Doing the right thing has never the sole responsibility or province of any particular collective defined by "race", gender, religion, ideology, class or creed. Whether your beef is with Condi or Colin or Connerly or the "brothers Willams" (Juan and Armstrong, etc.) or maybe you resent leaders like Min. Farrakhan or Rev. Jackson - and prefer your local leadership they must not become the focal point of our approach to resolving critical issues. These individuals are fallible and our fidelity must be on the principle...and our practice should steer clear of judgment - even as we hold one another accountable.
I submit we can no longer exclusively see with our eyes, listen with our ears or smell with our noses - because the webs of disinformation are so complex (we have to trust our source - sure it's not empirical or replicable/verifiable - but that's beside the point)...it's like that scene in Indiana Jones-Last Crusade, where the cat with the whip is trying to reach the grail and remembers that "only a penitent man shall pass." Keeping it real is an overused saying, but it really means so much - and the biggest part of keeping it real is keeping it simple and keeping it old school and keeping it ancestral.

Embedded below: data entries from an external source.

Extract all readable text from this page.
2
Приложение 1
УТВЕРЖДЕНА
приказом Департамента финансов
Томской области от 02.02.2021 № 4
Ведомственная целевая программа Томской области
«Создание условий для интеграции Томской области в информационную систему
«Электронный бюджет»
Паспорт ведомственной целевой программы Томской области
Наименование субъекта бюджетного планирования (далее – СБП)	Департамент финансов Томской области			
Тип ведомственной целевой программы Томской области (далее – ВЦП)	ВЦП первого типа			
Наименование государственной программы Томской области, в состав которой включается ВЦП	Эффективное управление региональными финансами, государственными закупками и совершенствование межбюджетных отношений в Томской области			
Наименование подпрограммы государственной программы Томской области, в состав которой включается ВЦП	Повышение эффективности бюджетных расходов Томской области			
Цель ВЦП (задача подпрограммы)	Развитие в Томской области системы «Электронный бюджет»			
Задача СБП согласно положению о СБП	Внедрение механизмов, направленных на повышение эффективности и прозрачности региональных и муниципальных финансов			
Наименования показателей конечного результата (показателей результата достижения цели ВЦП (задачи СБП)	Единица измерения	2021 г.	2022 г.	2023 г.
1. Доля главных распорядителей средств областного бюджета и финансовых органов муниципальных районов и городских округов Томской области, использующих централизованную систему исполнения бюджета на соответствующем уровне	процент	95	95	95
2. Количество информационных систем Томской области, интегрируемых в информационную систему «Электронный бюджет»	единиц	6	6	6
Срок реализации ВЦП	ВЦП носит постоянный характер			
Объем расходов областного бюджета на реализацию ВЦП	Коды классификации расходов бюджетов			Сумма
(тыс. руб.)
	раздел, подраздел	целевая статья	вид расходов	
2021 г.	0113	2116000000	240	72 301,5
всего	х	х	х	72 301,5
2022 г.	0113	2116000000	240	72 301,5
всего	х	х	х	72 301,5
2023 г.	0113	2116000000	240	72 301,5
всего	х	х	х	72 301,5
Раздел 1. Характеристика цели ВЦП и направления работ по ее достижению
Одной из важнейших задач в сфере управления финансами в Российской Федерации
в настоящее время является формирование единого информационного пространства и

I don't recommend throwing out the baby in the bathwater of logic, reason and empirical standards. I do recommend expanding and respecting other ways of knowing because so often, things are not what they seem and our rush to judgment (based on the visible, audible or funky) can do more harm than good. With all the criticism heaped upon the shoulders of Ms. Rice, I hope she has the power, integrity and will to change the situation on the ground in the Sudan.